The graph above shows the CDC’s numbers for confirmed cases of 16 different bug-borne diseases, including Zika virus, Lyme disease, babesiosis, and West Nile virus. The total number of diseases more than tripled from 2004 to 2016, but this graph makes it very clear that the trend was not linear. In fact, as Ars Technica pointed out on May 2, 61 percent of the increase from 2004 to 2016 — 41,680 cases — was due to Zika cases in 2016 alone. Anyone who’s been paying attention to the news over the past two years should recall that cases of Zika virus, which wasn’t well characterized in the U.S. before then, suddenly spiked in 2016 in South America, spreading northward.
Significantly, most of the 41,680 Zika cases mentioned in the new CDC report occurred in U.S. territories (Puerto Rico, the U.S. Virgin Islands, and American Samoa), and only 5,168 were in U.S. states. Of these, almost all of them were travel-related, suggesting that Zika isn’t really on the rise as an endemic disease in the continental U.S. This point isn’t meant to downplay the significance and concern of Zika in these U.S. territories, only to show how the CDC has failed to present this information in a way that’s relevant and meaningful for most people in the U.S.
Besides this Zika outlier, the CDC data do show an increasing number of vector-borne diseases, most of which can be attributed to increasing numbers of Lyme disease cases.

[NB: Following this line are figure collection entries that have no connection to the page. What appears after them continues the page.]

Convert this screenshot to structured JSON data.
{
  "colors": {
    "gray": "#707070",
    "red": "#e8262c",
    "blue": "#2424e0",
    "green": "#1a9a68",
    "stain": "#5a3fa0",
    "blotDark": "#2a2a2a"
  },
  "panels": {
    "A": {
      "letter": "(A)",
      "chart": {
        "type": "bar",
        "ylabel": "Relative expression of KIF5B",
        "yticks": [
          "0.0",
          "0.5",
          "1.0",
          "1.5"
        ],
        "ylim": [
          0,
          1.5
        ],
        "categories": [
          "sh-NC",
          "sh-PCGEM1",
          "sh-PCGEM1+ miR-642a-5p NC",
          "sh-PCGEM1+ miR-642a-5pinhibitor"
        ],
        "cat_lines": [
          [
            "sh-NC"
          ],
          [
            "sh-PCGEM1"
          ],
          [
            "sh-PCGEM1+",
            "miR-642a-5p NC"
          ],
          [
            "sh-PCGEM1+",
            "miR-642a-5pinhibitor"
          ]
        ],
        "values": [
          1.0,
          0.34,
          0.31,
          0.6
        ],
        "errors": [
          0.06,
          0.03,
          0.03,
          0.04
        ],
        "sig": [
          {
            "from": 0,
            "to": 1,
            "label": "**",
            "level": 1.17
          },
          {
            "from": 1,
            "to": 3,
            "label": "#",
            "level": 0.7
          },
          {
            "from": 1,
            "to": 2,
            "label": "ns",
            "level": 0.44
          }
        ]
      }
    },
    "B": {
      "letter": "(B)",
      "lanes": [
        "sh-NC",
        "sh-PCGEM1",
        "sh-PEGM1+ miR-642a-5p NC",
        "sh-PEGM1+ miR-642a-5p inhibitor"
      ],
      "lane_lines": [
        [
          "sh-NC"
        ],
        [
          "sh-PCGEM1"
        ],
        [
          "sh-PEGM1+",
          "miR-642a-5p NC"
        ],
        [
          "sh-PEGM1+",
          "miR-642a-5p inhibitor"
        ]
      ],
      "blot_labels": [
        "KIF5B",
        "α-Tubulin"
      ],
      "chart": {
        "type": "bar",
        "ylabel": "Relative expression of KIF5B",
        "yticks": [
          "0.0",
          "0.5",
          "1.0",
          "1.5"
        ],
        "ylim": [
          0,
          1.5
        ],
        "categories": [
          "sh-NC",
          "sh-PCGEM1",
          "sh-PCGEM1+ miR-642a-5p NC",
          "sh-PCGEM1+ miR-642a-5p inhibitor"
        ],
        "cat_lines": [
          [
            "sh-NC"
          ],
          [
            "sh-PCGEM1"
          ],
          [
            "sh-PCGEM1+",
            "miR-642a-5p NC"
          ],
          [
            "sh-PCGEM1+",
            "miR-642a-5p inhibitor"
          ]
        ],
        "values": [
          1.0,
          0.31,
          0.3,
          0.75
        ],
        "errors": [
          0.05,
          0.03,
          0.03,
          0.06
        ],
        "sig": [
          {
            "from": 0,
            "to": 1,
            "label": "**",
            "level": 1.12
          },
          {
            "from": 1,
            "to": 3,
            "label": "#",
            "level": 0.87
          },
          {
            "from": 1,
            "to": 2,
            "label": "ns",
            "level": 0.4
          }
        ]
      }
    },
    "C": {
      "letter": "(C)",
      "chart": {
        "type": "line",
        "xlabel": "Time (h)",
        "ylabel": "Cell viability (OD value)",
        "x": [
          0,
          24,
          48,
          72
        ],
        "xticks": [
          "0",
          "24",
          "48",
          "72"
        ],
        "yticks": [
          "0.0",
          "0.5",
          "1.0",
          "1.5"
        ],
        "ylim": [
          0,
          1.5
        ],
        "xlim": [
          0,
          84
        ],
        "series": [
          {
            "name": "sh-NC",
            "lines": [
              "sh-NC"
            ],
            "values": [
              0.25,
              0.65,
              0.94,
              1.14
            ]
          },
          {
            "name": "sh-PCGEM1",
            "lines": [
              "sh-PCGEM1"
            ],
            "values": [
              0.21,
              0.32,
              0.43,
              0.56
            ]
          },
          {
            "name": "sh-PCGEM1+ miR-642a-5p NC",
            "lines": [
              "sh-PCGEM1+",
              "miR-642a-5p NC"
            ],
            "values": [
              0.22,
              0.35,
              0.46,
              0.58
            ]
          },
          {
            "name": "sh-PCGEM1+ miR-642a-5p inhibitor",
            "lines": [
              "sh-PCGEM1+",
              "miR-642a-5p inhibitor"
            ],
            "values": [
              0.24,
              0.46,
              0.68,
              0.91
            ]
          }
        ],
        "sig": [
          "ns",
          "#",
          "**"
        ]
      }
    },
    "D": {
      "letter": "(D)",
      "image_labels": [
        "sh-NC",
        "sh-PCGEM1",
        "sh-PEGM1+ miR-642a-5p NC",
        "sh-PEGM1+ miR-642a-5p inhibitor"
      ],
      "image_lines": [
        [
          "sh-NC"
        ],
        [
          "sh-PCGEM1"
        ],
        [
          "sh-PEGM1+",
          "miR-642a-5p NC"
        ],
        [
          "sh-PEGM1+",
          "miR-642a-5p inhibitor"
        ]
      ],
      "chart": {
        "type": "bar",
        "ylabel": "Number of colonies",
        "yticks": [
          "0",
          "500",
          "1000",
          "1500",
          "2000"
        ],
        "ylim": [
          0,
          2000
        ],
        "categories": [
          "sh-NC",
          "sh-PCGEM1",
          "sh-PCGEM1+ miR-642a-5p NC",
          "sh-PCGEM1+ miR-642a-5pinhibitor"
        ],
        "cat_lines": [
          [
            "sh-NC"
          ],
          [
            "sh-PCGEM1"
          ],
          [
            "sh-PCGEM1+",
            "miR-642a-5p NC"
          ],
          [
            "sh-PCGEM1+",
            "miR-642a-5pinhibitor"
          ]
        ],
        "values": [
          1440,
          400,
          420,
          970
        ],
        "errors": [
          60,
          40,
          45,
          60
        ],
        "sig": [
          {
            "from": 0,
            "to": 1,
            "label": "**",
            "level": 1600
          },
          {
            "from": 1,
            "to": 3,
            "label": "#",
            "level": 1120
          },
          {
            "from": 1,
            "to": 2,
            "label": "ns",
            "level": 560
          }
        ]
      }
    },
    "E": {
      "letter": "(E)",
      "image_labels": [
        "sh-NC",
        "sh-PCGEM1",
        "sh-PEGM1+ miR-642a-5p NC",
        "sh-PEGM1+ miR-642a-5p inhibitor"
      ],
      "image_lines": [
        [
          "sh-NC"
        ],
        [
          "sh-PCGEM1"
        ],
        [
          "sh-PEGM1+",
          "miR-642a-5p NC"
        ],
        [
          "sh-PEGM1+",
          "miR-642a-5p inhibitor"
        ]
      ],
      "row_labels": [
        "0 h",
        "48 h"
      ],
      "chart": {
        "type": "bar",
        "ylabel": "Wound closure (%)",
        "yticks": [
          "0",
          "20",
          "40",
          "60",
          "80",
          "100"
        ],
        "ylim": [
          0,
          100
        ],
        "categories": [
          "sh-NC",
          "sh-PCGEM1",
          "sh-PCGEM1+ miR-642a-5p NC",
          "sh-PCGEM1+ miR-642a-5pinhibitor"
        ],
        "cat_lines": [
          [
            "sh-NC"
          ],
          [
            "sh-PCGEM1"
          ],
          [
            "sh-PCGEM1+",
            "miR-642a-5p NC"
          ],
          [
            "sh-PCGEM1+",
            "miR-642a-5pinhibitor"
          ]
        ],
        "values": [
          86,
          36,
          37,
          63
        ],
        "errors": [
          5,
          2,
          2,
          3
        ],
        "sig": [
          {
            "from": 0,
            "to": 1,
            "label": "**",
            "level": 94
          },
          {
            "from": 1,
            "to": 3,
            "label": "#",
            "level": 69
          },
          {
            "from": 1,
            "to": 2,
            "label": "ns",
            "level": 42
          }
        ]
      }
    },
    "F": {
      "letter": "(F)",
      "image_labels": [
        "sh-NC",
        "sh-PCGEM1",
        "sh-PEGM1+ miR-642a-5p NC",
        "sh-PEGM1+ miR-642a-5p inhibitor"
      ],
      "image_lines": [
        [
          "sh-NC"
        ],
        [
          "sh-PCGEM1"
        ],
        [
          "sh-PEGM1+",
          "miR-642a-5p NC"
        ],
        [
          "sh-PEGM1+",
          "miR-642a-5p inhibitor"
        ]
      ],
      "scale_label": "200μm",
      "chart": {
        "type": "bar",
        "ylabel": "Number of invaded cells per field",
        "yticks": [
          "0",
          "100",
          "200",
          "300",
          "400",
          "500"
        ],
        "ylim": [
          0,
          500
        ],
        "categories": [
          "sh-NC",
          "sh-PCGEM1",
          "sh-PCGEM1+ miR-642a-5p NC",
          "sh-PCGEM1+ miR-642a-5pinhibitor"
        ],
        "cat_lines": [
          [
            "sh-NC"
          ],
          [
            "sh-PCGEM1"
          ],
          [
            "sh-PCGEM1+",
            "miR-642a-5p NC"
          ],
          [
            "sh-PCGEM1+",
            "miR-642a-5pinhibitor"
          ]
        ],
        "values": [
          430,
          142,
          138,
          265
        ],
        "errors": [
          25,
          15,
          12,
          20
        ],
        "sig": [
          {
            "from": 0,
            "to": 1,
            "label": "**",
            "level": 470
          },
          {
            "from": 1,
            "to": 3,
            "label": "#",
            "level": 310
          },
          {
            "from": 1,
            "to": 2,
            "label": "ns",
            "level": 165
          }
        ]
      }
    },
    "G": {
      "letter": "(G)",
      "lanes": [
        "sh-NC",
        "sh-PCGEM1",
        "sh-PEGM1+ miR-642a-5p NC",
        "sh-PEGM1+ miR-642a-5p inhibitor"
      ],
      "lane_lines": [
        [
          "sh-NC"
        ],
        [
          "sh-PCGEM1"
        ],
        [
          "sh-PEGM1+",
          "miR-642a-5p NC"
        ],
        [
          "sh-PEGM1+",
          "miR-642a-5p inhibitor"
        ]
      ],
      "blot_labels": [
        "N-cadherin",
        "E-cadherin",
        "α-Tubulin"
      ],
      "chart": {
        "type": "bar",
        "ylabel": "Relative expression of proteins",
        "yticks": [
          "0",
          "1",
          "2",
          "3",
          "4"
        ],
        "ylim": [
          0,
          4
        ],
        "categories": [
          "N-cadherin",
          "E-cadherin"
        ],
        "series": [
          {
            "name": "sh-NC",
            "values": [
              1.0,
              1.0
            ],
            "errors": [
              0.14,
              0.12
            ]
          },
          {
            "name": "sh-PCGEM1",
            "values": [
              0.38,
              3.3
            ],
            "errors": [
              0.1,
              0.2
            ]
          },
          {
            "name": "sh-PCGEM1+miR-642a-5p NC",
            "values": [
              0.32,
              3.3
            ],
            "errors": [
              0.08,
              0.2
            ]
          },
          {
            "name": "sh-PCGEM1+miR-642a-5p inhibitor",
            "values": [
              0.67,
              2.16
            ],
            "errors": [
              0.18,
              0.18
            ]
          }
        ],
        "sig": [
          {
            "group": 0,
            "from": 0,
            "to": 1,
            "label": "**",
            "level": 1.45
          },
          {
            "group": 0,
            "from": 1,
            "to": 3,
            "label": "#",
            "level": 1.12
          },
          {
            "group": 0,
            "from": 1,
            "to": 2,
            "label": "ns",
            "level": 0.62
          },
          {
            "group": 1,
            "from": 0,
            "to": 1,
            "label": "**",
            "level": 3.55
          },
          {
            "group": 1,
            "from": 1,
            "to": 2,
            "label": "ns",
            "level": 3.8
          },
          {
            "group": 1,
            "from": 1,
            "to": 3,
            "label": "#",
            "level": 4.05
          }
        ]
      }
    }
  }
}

Unfortunately, as Ars Technica also points out, part of this is due to changes in CDC reporting that occurred in 2008, which means that even suspected cases now count as confirmed cases.
So what do all these numbers mean for you? They mean that you still should wear insect repellant and check yourself for ticks after a walk in the woods. What they don’t mean is that we’re in the midst of an insect apocalypse. So chill and enjoy the outdoors.